Friday 30 September 2022, 09:00 - 09:30 Red room
Hossein Jazi (Malwarebytes)
It was early February this year when Microsoft announced that Internet macros would be blocked by default to improve the security of Microsoft Office. Before this announcement, Office documents were the primary initial infection vector used by cybercrime actors as well as some nation-state groups.
Since the news broke, we have observed a number of threat actors that have started to test and adopt new methods. For example, the Emotet gang was primarily using Office documents to spread Emotet, but as of late April this year they started to adopt Windows shortcut files (.LNK).
This trend is followed by other actors as well and we have observed new methods for spreading their malware. For instance, Qbot started to use the HTTP smuggling technique to distribute .iso images. Additionally, some older methods of distributing malware such as archive files are again becoming popular these days.
Beside using new and old methods, we have noticed that efforts for finding new vulnerabilities in Microsoft Office products has increased. Case in point, the recent Follina exploit can drop payloads from Word documents without using macros at all.
In this presentation, we will talk about the different methods used by threat actors to switch from using macro-based documents. More specifically, we will walk through the initial infection vector techniques for each actor we observed.
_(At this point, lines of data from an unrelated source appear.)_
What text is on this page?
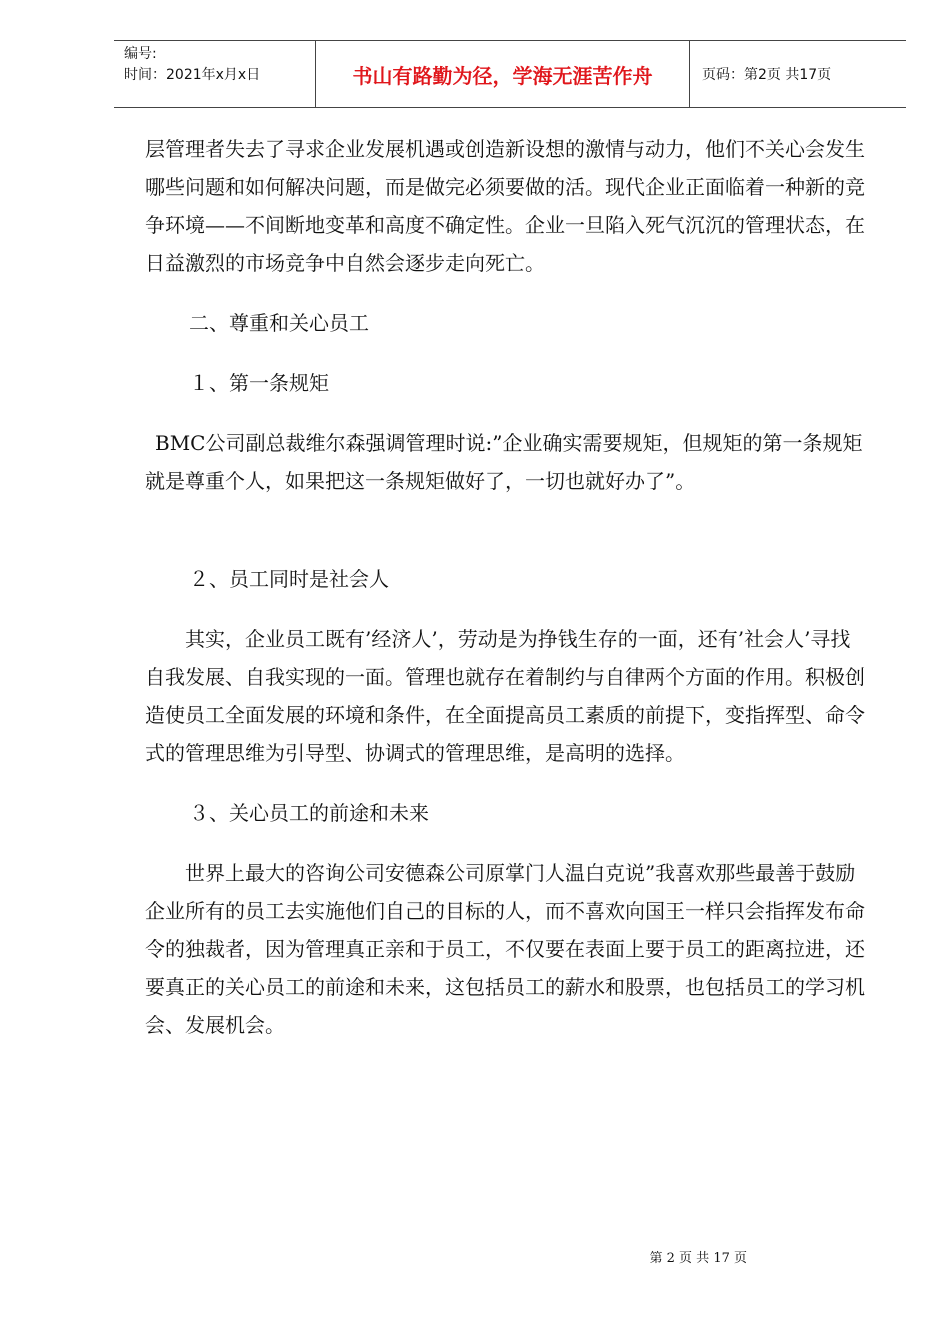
编号:
时间：2021年x月x日	书山有路勤为径，学海无涯苦作舟	页码：第2页 共17页

层管理者失去了寻求企业发展机遇或创造新设想的激情与动力，他们不关心会发生哪些问题和如何解决问题，而是做完必须要做的活。现代企业正面临着一种新的竞争环境——不间断地变革和高度不确定性。企业一旦陷入死气沉沉的管理状态，在日益激烈的市场竞争中自然会逐步走向死亡。

二、尊重和关心员工

１、第一条规矩

BMC公司副总裁维尔森强调管理时说:”企业确实需要规矩，但规矩的第一条规矩就是尊重个人，如果把这一条规矩做好了，一切也就好办了”。

２、员工同时是社会人

其实，企业员工既有’经济人’，劳动是为挣钱生存的一面，还有’社会人’寻找自我发展、自我实现的一面。管理也就存在着制约与自律两个方面的作用。积极创造使员工全面发展的环境和条件，在全面提高员工素质的前提下，变指挥型、命令式的管理思维为引导型、协调式的管理思维，是高明的选择。

３、关心员工的前途和未来

世界上最大的咨询公司安德森公司原掌门人温白克说”我喜欢那些最善于鼓励企业所有的员工去实施他们自己的目标的人，而不喜欢向国王一样只会指挥发布命令的独裁者，因为管理真正亲和于员工，不仅要在表面上要于员工的距离拉进，还要真正的关心员工的前途和未来，这包括员工的薪水和股票，也包括员工的学习机会、发展机会。

第 2 页 共 17 页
We will also provide statistics that show how Office documents have become less popular over time and how other techniques are gaining momentum.
Hossein Jazi serves as a manager within the threat intelligence team at Malwarebytes. He is an active researcher whose research interests include APT tracking, malware analysis, cyber threat intelligence, and machine learning. Currently his focus is on hunting and tracking APTs and publishing blogs on their activities. He has been specializing in cyber security and APT analysis for over 12 years.